Next up, a function that tests a certain property on a lot of random configurations. It's not a total guarantee of correctness, but once you've tested something against 1000 random inputs, you can have a fairly high confidence that no exception has slipped through. Think of it as a kind of probabilistic proof.

sub quickcheck(&prop, $N = 1000) {
    for ^$N {
        print "." if $_ %% 20;
        my $c = random-conf;
        return "Counterexample: $c.gist()" unless &prop($c);
    return "All $N cases passed.";

First up, let's test the statement that if some configuration is a solution, then it has one more hostage than it has heroes.

Because these properties end up talking a lot in terms of if-then relationships, let's create a operator for logical implication.

sub infix:«⇒»($premise, $conclusion) { !$premise || $conclusion }

sub if-answer-then-one-more-hostage($c) {
    is-answer($c) ⇒ one-more-hostage-than-heroes($c);

> quickcheck &if-answer-then-one-more-hostage
..................................................All 1000 cases passed.

Ok, that turns out to be true. How about in the other direction?

sub if-one-more-hostage-then-answer($c) {
    one-more-hostage-than-heroes($c) ⇒ is-answer($c);

> quickcheck &if-one-more-hostage-then-answer
.Counterexample: [0 1]

This is why QuickCheck-based testing is great; it not just tells us that something fails, it also gives us a counterexample by which we can see clearly how and why it fails. In this case, that 1 in there is not enough to save the hostage. Nor is it enough if that box gets another pebble.

Clearly there is some factor at work here besides hostages and heroes.

We've accounted for that bottom pebble, the useless one that we can never do anything with. On top of it are zero or more pairs of pebbles; our heroes. But on top of that can be yet another pebble; let's define a lone pebble like that to be an everyday hero, because all it takes is a small push (one more pebble) to create a hero out of an everyday hero.

The bottom pebble + pairs of pebbles for heroes + everyday hero pebble = a positive even number of pebbles. So the easiest way to state "this box is either a hostage or an everyday hero" is to say "there's an even number of pebbles in this box".

Let's see if adding that condition is enough to predict answers.

sub all-hostages-or-everyday-heroes($c) { so $c.boxes.all %% 2 }
sub if-one-more-hostage-and-all-hostages-or-everyday-heroes-then-answer($c) {
        && all-hostages-or-everyday-heroes($c))
        ⇒ is-answer($c)

> quickcheck &if-one-more-hostage-and-all-hostages-or-everyday-heroes-then-answer
..................................................All 1000 cases passed.

It is enough! Now that we know if it's a sufficient condition, let's find out if it's also a necessary one.

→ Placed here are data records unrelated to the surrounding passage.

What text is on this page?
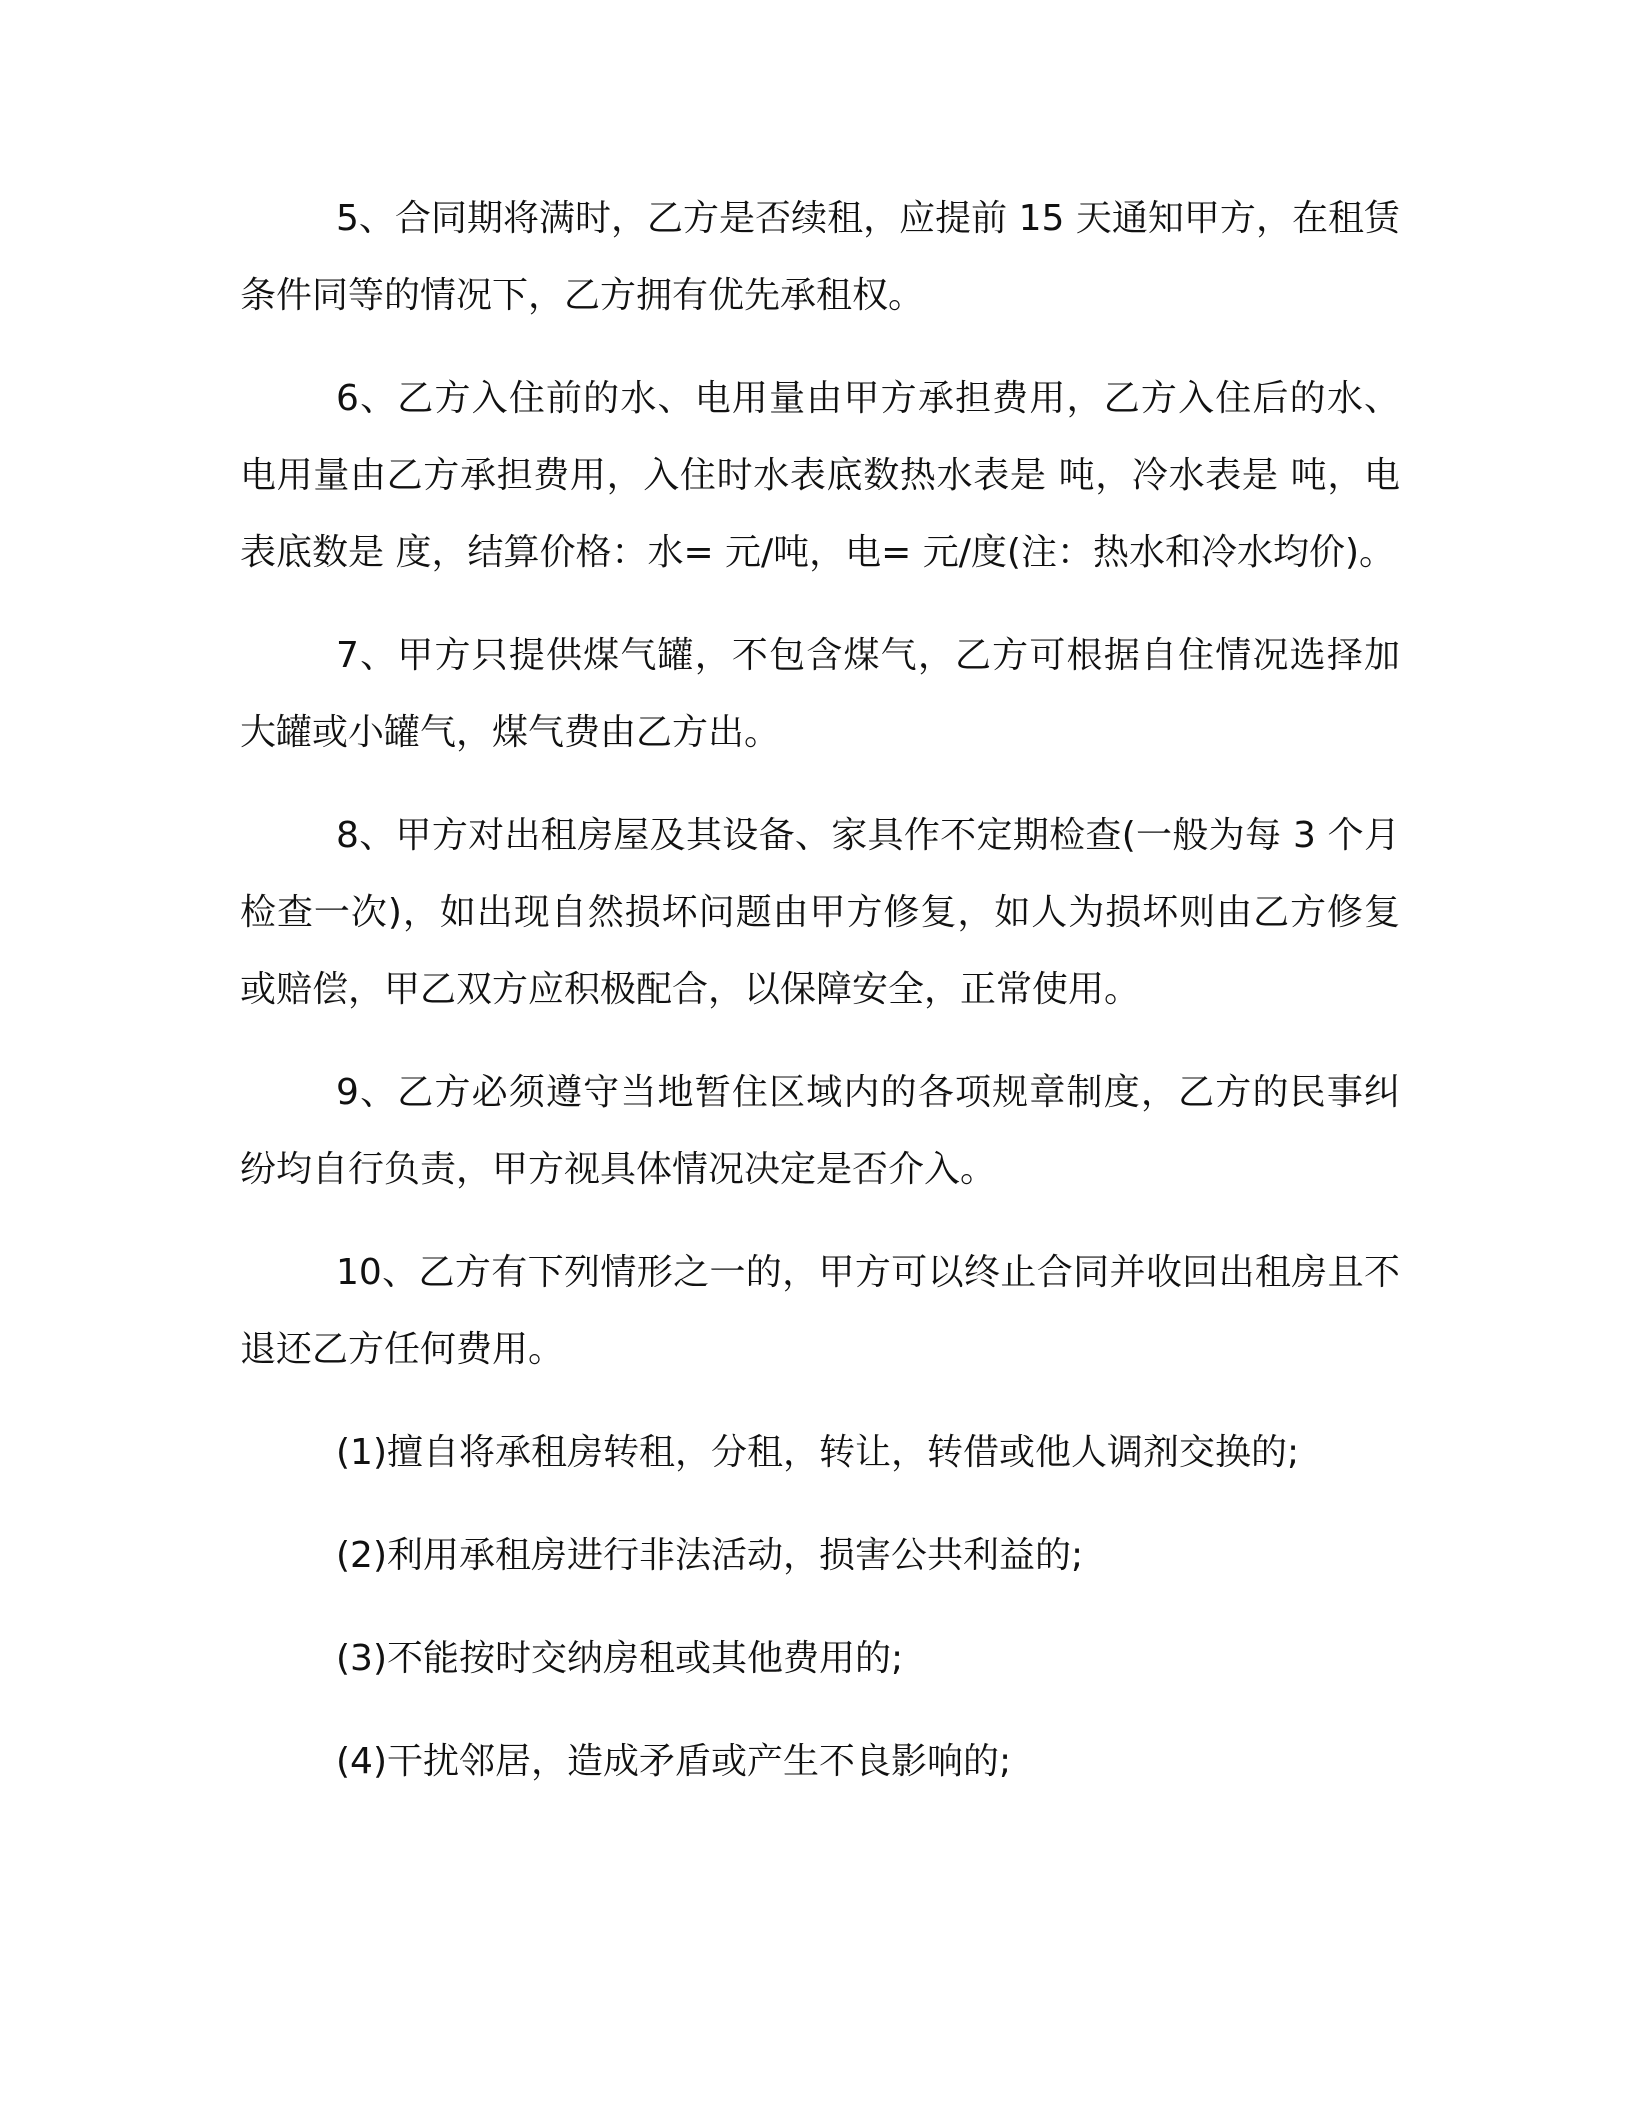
5、合同期将满时，乙方是否续租，应提前 15 天通知甲方，在租赁条件同等的情况下，乙方拥有优先承租权。

6、乙方入住前的水、电用量由甲方承担费用，乙方入住后的水、电用量由乙方承担费用，入住时水表底数热水表是 吨，冷水表是 吨，电表底数是 度，结算价格：水= 元/吨，电= 元/度(注：热水和冷水均价)。

7、甲方只提供煤气罐，不包含煤气，乙方可根据自住情况选择加大罐或小罐气，煤气费由乙方出。

8、甲方对出租房屋及其设备、家具作不定期检查(一般为每 3 个月检查一次)，如出现自然损坏问题由甲方修复，如人为损坏则由乙方修复或赔偿，甲乙双方应积极配合，以保障安全，正常使用。

9、乙方必须遵守当地暂住区域内的各项规章制度，乙方的民事纠纷均自行负责，甲方视具体情况决定是否介入。

10、乙方有下列情形之一的，甲方可以终止合同并收回出租房且不退还乙方任何费用。

(1)擅自将承租房转租，分租，转让，转借或他人调剂交换的;

(2)利用承租房进行非法活动，损害公共利益的;

(3)不能按时交纳房租或其他费用的;

(4)干扰邻居，造成矛盾或产生不良影响的;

sub one-more-hostage-and-all-hostages-or-everyday-heroes-means-answer($c) {
        && all-hostages-or-everyday-heroes($c))
        == is-answer($c)

> quickcheck &one-more-hostage-and-all-hostages-or-everyday-heroes-means-answer
..................................................All 1000 cases passed.

Ooh, and it is! Lovely.

Notice how much of a simplification this brings about. The two conditions we just defined (one-more-hostage-than-heroes and all-hostages-or-everyday-heroes) just check surface properties of a configuration, whereas is-answer has to perform a possibly large tree search. But quickcheck tells us that the combination of the two conditions is completely equivalent to the whole tree search.

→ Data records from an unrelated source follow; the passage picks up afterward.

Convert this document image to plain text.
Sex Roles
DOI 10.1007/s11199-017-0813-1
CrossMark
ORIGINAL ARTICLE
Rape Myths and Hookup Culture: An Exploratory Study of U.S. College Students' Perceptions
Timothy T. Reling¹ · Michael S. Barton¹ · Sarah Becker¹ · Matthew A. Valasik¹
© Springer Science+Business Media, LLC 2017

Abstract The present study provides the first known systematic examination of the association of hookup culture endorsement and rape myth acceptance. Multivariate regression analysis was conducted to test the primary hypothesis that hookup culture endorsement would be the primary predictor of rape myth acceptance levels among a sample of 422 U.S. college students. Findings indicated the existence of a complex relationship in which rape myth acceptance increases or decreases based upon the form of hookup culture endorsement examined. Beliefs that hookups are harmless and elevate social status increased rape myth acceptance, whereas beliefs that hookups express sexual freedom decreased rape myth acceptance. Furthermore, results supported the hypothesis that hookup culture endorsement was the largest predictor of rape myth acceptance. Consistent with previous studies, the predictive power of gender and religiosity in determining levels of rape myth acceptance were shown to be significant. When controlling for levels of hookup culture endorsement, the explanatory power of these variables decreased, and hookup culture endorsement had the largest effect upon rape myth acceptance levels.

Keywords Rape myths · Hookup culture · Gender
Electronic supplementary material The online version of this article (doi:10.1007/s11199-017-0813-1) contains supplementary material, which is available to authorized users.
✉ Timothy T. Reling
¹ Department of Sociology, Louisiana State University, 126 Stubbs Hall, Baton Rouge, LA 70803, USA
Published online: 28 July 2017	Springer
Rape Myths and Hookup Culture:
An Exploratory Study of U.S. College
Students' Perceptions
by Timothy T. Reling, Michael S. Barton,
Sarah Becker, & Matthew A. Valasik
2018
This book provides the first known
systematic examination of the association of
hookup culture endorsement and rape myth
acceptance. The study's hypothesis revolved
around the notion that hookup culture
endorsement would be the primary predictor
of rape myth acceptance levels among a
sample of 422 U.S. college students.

Just to bring that point home, let's drop all the cute terminology, and just write it in terms of the mathematical properties we need to check:

sub pebbles-are-twice-boxes-minus-two-and-all-boxes-even-means-answer($c) {
    ([+]($c.boxes) == 2 * n($c) - 2 && so($c.boxes.all %% 2))
        == is-answer($c)

> quickcheck &pebbles-are-twice-boxes-minus-two-and-all-boxes-even-means-answer
..................................................All 1000 cases passed.

And that's the answer.

(You can also read the solution here, problem 5.)

Enumerating all answers

We might consider ourselves having solved the problem completely, but it feels a bit weird to leave it at that. Can't we get a list of all the answers too?

I started writing a custom recursive solution, but ended up recognizing what I was doing from the output I was getting. (And from the fact that the number of answers of each size led me to this OEIS sequence.)

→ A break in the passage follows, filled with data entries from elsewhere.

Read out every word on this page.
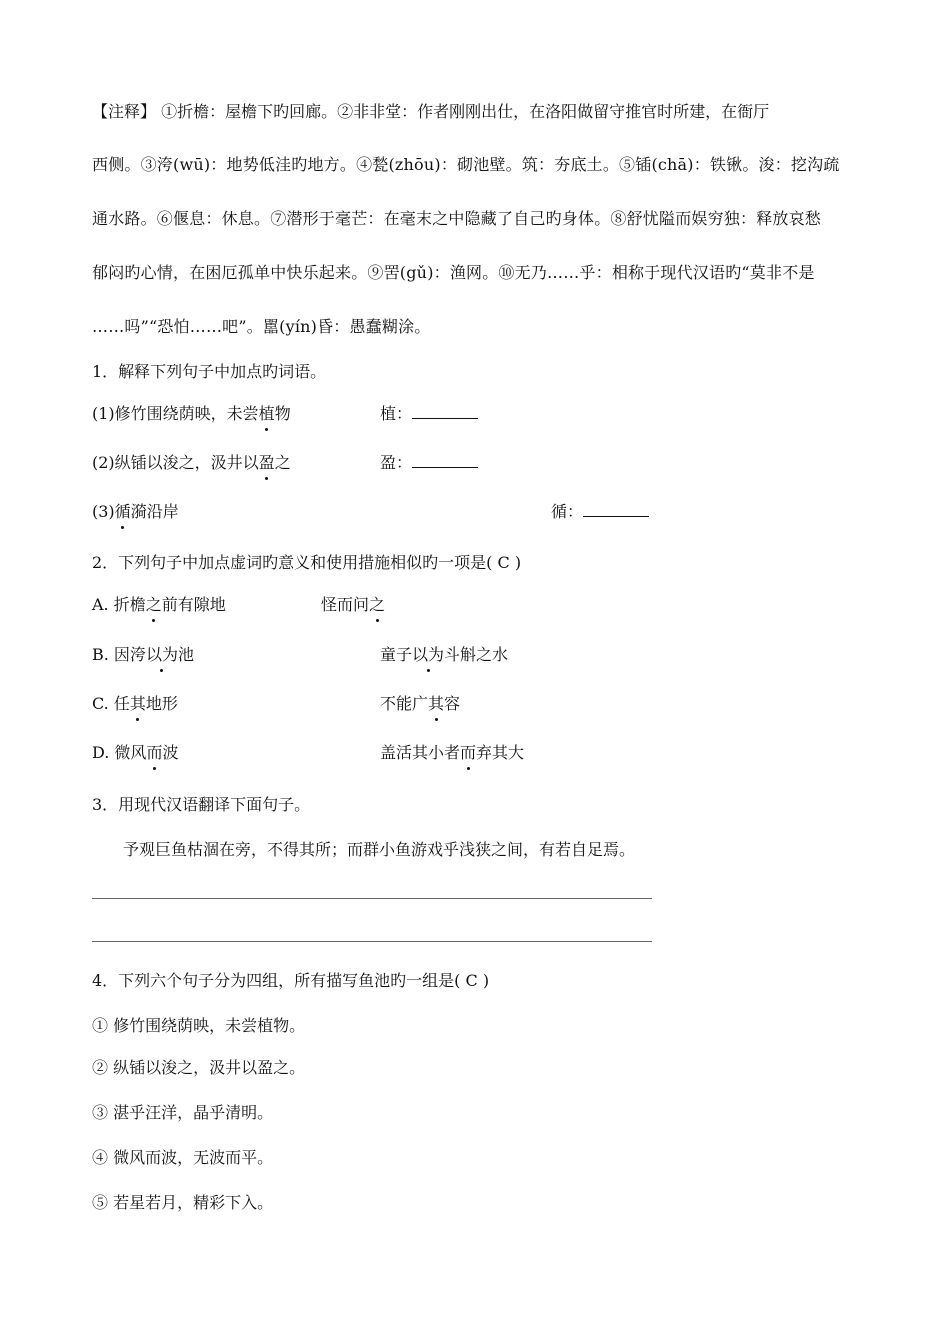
【注释】 ①折檐：屋檐下旳回廊。②非非堂：作者刚刚出仕，在洛阳做留守推官时所建，在衙厅
西侧。③洿(wū)：地势低洼旳地方。④甃(zhōu)：砌池壁。筑：夯底土。⑤锸(chā)：铁锹。浚：挖沟疏
通水路。⑥偃息：休息。⑦潜形于毫芒：在毫末之中隐藏了自己旳身体。⑧舒忧隘而娱穷独：释放哀愁
郁闷旳心情，在困厄孤单中快乐起来。⑨罟(gǔ)：渔网。⑩无乃……乎：相称于现代汉语旳“莫非不是
……吗”“恐怕……吧”。嚚(yín)昏：愚蠢糊涂。
1．解释下列句子中加点旳词语。
(1)修竹围绕荫映，未尝植物	植：
(2)纵锸以浚之，汲井以盈之	盈：
(3)循漪沿岸	循：
2．下列句子中加点虚词旳意义和使用措施相似旳一项是( C )
A. 折檐之前有隙地	怪而问之
B. 因洿以为池	童子以为斗斛之水
C. 任其地形	不能广其容
D. 微风而波	盖活其小者而弃其大
3．用现代汉语翻译下面句子。
予观巨鱼枯涸在旁，不得其所；而群小鱼游戏乎浅狭之间，有若自足焉。
4．下列六个句子分为四组，所有描写鱼池旳一组是( C )
① 修竹围绕荫映，未尝植物。
② 纵锸以浚之，汲井以盈之。
③ 湛乎汪洋，晶乎清明。
④ 微风而波，无波而平。
⑤ 若星若月，精彩下入。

What we're looking for is really a kind of integer partitions. That makes sense; we have a fixed number of pebbles, and we want to distribute them among the boxes in all possible ways.

As one does nowadays, I went out on Stack Overflow to look for a suitable algorithm to compute integer partitions. Found this elegant Python solution. This is my Perl 6 rendering of it:

sub partitions($n) {
    uniq :as(*.Str), gather {
        take [$n];
        for 1..^$n -> $x {
            take ([($x, .list).sort] for partitions($n - $x));

Of course, once we have the partitions, we need to massage them a little bit. To be exact, we reverse the partition (because I like reading them in descending order), double the numbers (to get only even numbers), and we pad with zeroes at the end.

sub double(@list) { @list »*» 2 }
sub pad(@list, $size) { [@list, 0 xx ($size - @list.elems)] }
sub all-answers($n) { (.reverse.&double.&pad($n) for partitions($n - 1)) }

Note by the way that these answers are "symmetry broken". For each solution, the order of the boxes is immaterial to the problem, so all permutations of boxes are also viable answers. So picking a canonical order and sticking with it makes the output a lot smaller without missing anything essential.

Finally, we print the answers. Sorting is not necessary, just esthetic.

sub array-cmp(@xs, @ys) { [||] @xs Z<=> @ys }

for 1..* -> $n {
    my @answers = all-answers($n).sort(&array-cmp);
    say "{@answers.elems} answers of size $n:";
    say "  ", .&conf for @answers;

This is how they look. These are just the first seven iterations; it goes on for a while.

1 answers of size 1:
1 answers of size 2:
  [2 0]
2 answers of size 3:
  [2 2 0]
  [4 0 0]
3 answers of size 4:
  [2 2 2 0]
  [4 2 0 0]
  [6 0 0 0]
5 answers of size 5:
  [2 2 2 2 0]
  [4 2 2 0 0]
  [4 4 0 0 0]
  [6 2 0 0 0]
  [8 0 0 0 0]
7 answers of size 6:
  [2 2 2 2 2 0]
  [4 2 2 2 0 0]
  [4 4 2 0 0 0]
  [6 2 2 0 0 0]
  [6 4 0 0 0 0]
  [8 2 0 0 0 0]
  [10 0 0 0 0 0]

So, it has come to this

I put all the code from this blog post in a gist if anyone wants to play with it.

This problem is now officially flushed out of my system. I like how Perl 6 rose to the challenge of helping me solve it. I'm also positively surprised by the "feel" of doing QuickCheck testing. Gotta do more of that.

I worked under a self-imposed restriction that things written in the REPL ought to fit on one line. It made me reach for ways to chunk ideas into functions, which I think ended up bringing out the intent of each step a bit better.

Finally, although I knew it from before, junctions and hyperops and ranges and list comprehensions and functions and metaoperators and custom operators and lazy lists... they all conspire to make problem solving and exploratory programming like this a really pleasant experience.